Tuesday, July 28, 2009

Update Time!

I better get another post in for this month! Otherwise I will have only one for July!

I should really update how things are going with Kaylee. They are great! I have been playing detective with her though. Kaylee's immune system is "exquisitively sensitive" as her nurse practitioner in NY told me last week. For instance, if Kaylee deviates from her limited diet right now with a piece of pizza or a hash brown from McDonald's (yes we had quite a time after that) she has potty problems and an impossible attitude and her stim behaviors return.

We have also figured out that some of her allergy extract shots were not helping but hurting her progress. I wasn't sure what to do and I prayed for God's wisdom and started removing ones I felt might be the culprit and I was right! Oh the Lord doth give wisdom liberally to those who ask! (James 1:5)

If Kaylee has a good day with no dietary issues and her shots are all ok, she is a dream child. Well behaved and so talkative and easy. I have wanted to shout from the rooftops about how well she is doing! If I were to take her to a doctor today I believe that she would no longer have the autism diagnosis. She does not fit the DSM IV criteria!

Our only issues now is her catching up to her peers and making sure we keep her immune system cooling down and modulated.

What a far cry from a year ago.

I tell everyone I know about what we are doing. I hope that people will listen when I tell them my child is being healed! And there are many others! Why won't people listen? I don't understand. Living with autism has been a nightmare, one of the worst things that could happen to my child. It is harder to live with it than to try and get her better. Yes this road has been hard, all of these treatments but we are on the other side now.

I try not to get discouraged. Not everyone will hear and want to do what we are doing for Kaylee, and that's okay. But really, no one has wanted to listen.

And I feel much sorrow out there for the children who have to suffer not only physically but emotionally and mentally too.

Well thats not the best writing I have ever had, but that's what's on my mind tonight. God bless you with wisdom and strength!

Sunday, July 5, 2009

"Soul Work" Article

Did you ever feel mad at God? Did you ever question Him, feel like He was cruel to you because of your circumstances? Because of the unfairness of your child's disability? Did you ever feel like God's expectations of you were too much? Did you ever feel like God's grace wasn't enough for you to get through?

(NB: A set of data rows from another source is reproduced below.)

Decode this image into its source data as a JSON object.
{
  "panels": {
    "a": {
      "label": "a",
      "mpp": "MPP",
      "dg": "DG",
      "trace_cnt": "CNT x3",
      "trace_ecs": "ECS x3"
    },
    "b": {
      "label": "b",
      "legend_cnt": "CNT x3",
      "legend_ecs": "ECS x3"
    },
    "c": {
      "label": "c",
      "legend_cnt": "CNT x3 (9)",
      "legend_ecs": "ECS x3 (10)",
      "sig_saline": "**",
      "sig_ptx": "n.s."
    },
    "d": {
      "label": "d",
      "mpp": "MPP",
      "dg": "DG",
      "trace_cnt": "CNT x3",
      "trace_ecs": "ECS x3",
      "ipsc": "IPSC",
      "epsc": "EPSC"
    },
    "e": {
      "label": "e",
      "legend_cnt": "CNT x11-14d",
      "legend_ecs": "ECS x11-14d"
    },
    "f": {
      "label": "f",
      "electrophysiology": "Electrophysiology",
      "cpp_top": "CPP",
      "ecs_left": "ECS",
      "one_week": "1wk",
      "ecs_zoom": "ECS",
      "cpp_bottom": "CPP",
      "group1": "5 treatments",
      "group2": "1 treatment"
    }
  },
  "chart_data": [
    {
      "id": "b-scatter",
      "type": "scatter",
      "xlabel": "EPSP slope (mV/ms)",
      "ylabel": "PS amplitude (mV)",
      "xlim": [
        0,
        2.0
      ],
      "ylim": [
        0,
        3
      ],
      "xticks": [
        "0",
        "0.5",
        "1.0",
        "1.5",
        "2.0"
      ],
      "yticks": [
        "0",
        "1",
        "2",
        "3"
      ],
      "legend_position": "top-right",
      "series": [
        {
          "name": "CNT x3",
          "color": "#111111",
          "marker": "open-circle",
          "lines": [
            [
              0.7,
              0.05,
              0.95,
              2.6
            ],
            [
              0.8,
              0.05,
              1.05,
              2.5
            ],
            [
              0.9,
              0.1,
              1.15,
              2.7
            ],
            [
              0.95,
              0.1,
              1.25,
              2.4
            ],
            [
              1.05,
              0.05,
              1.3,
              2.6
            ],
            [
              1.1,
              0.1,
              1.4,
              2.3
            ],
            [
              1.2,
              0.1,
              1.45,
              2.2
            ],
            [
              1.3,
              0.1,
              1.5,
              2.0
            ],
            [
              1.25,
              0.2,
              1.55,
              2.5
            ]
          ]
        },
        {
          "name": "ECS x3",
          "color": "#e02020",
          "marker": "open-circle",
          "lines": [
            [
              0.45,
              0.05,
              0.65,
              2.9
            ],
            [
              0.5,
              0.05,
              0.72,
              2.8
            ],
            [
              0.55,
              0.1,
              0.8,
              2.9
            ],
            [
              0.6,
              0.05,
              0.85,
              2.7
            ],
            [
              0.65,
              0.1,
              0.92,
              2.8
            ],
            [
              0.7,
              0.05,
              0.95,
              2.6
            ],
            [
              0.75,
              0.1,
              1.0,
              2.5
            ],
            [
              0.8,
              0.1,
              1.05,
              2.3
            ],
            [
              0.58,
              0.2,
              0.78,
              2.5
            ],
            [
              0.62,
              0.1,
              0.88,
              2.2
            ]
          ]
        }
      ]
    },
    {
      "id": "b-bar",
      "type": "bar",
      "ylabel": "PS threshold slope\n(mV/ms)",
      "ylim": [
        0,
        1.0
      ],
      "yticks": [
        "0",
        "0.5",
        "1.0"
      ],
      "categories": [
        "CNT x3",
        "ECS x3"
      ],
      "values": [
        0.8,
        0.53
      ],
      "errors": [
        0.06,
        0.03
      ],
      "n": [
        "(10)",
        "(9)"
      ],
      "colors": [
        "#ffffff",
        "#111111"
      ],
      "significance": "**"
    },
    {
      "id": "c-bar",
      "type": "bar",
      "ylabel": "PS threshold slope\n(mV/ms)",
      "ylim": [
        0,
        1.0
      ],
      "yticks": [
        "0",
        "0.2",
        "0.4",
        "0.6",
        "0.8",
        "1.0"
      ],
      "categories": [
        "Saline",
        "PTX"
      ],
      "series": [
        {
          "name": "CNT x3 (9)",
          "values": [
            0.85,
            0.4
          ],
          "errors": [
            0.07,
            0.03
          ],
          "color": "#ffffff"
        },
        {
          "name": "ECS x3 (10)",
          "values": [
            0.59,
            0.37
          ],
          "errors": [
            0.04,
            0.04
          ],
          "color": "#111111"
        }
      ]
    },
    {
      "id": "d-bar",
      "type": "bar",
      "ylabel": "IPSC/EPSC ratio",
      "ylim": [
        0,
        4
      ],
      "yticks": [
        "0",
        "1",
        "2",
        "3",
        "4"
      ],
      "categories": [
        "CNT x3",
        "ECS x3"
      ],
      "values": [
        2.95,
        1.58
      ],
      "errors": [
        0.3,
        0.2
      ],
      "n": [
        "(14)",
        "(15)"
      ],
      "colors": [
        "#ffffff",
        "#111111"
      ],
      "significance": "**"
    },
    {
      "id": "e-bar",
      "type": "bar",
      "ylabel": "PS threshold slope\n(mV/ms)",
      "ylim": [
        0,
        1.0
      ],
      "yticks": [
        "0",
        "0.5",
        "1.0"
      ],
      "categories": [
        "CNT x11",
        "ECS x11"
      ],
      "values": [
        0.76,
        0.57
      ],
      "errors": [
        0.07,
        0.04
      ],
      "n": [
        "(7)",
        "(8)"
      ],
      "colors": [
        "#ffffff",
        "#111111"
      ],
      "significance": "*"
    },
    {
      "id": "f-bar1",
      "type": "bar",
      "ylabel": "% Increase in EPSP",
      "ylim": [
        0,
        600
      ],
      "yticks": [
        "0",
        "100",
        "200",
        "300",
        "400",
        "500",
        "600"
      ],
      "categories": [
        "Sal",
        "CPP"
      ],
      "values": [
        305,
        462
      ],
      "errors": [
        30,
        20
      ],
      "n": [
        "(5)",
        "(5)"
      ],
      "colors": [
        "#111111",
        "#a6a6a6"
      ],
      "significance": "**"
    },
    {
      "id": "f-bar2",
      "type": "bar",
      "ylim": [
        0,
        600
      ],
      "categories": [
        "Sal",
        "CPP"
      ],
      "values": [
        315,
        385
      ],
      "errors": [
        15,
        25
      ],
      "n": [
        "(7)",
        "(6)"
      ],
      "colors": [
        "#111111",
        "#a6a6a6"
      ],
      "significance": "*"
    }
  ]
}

I am ashamed to say I ask those questions. Just when I think I get out of my rut, something else happens and I am asking God "why?" all over again.

In fact, today I am laying on my couch while everyone else is at church because I am in pain yet again. It comes and goes and all I can do is rest and not move for awhile until it dies down. I have been dealing with this for almost 3 months now.

This morning, I came across this article, it's by Chuck Swindoll's daughter, Colleen. She has a son who has autism, too. I really appreciate how real she is about her struggles and the way she deals with the overwhelming difficulties she has faced in raising a child with severe autism and a number of other diagnoses. I hope you will take the time to read it because it will bless you, even if you don't have a child with special needs.

Friday, July 3, 2009

Keepin' My Eyes on Him

I could have saved myself a lot of trouble. I could have trusted Him in the first place.

Instead, two years ago, I spent countless hours hunting for a cure for autism in front of this illuminated computer screen. I had amassed hours and hours of lost sleep searching and searching for an answer. THE answer. All of my investigating did not avail me an answer I believed was true.

One night, I awoke at 3AM to another night of Kaylee singing to herself, laughing hysterically at who knows what. Something is wrong! This is NOT how its supposed to be... I thought to myself as I gingerly left my bed trying not to wake up my husband with my weeping.

Her laughter felt so cruel to me, so paradoxical to how I was feeling inside. So disconnected from the rest of the sleeping world around her.

So I wrote my prayer to God, I sobbed until I felt weak. I knew there was an answer. Or maybe I couldn't believe there wasn't one?

Then, there was silence. My mind was quiet.

In that silence I heard something from inside. I heard "Keep your eyes on Me."

But I knew if there was such a solution to the dilemma that God would have the answer for it and He could bring it to me if He wanted to. I didn't have to look. I had to let go and let Him bring me the answer.

In that moment, I knew He could, and He would.

The truth was, He already had. I wasn't ready for it yet! I had my own preconceptions about what was wrong with Kaylee, I wouldn't listen when a friend told me about NeuroImmune Dysfunction Syndrome. I had never come across it before and it wasn't "DAN" (Defeat Autism Now - the most well-known biomedical autism school of thought today) and they used medications, which I was uncomfortable with.

It took a few months but I had run out of treatment options and I decided to give NIDS another look. Now, in my desperation, the NIDS theory seemed to make sense to me.

Everything "worked out" and we took Kaylee to the NNY Autism Clinic 3 weeks later.

Since then I have watched my daughter come out of her world and into mine and I have thought to myself with a chuckle "You found me, Lord. You brought the answer to me." All of my fretful research-hours were wasted ones. I should have just kept my eyes on Him!